なお、堀川くんの初登場は古く、1971年の「あ~んと拝見」です。堀川くんの抜けた乳歯をワカメが家の縁の下に捨てようとしますが、それを見たサザエは「縁の下ってルンペンごっこでもするの?」と言い放っていました。時代を感じるセリフです。
これらのエピソードは、いずれも脚本を雪室俊一さんが担当しています。「堀川くん」という名前をつけたのも雪室さんです。堀川くんは雪室さんが作り上げたオリジナルキャラクターと言っても過言ではありません。ちなみに雪室さんは「イクラ」「中島」「花沢」の名付け親でもあります。

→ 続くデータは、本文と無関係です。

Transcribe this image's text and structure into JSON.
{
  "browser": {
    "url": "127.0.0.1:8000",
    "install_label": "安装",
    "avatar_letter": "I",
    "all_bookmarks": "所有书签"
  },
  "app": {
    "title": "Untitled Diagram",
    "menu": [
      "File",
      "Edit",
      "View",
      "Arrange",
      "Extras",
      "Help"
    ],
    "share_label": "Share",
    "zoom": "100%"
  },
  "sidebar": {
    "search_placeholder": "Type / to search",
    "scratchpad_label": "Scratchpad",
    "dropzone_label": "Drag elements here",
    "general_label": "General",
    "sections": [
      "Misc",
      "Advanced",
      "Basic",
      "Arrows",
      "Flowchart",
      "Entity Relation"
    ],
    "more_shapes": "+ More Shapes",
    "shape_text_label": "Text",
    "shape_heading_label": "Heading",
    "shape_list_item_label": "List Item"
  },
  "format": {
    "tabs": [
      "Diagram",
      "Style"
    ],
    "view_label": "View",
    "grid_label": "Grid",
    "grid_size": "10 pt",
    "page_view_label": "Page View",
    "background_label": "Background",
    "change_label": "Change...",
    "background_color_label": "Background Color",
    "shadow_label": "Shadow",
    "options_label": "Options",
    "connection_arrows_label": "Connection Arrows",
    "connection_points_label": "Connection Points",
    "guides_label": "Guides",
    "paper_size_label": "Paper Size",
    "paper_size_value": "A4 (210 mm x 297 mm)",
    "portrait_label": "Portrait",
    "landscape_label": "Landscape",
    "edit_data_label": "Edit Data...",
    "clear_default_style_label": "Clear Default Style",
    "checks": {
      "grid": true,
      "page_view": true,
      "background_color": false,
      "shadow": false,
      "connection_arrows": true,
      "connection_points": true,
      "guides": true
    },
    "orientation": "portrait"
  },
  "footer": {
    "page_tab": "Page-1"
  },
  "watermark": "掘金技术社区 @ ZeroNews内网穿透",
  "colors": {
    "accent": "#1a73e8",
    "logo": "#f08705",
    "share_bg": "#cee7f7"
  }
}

雪室さんによると、堀川くんのモデルは、雪室さんがシナリオライターになるきっかけを作った高校時代の友人なのだそうです。友人の名字が「堀川」でした。
雪室さんは高校の頃、小説を書いていましたが、クラスメイトの堀川くんもいつも授業中にシナリオを書いていました。雪室さんは自分でも試しにシナリオを書いてみたところ、堀川くんに「僕よりうまいよ」と言われて、そこからシナリオを書き始めるようになったのです。ただ、堀川くんは自分がモデルになっていることは知らないとのことでした。
雪室さんはキャラクターの堀川くんについて「とっても純粋な子なんです」と言います。
「彼の一見不思議な行動はいろいろ言われたりもしているみたいですが、なんにでも興味を持って、いろいろな目線で物事を見ることのできる子なんですよね。モデルにした僕の友人の堀川もそんなやつです」(『サザエさんヒストリーブック 1969-2019』扶桑社)
雪室さんは堀川くんが「いろいろ言われたりしている」ことを知っているようです。堀川くんへの深い愛情も伝わってきます。
最近は雪室さんの担当回以外でも堀川くんの活躍が見られるようになりつつあります。今後も『サザエさん』の名物キャラクターとして、まわりの目など気にせず、のびのびと暴れ回ってほしいものです。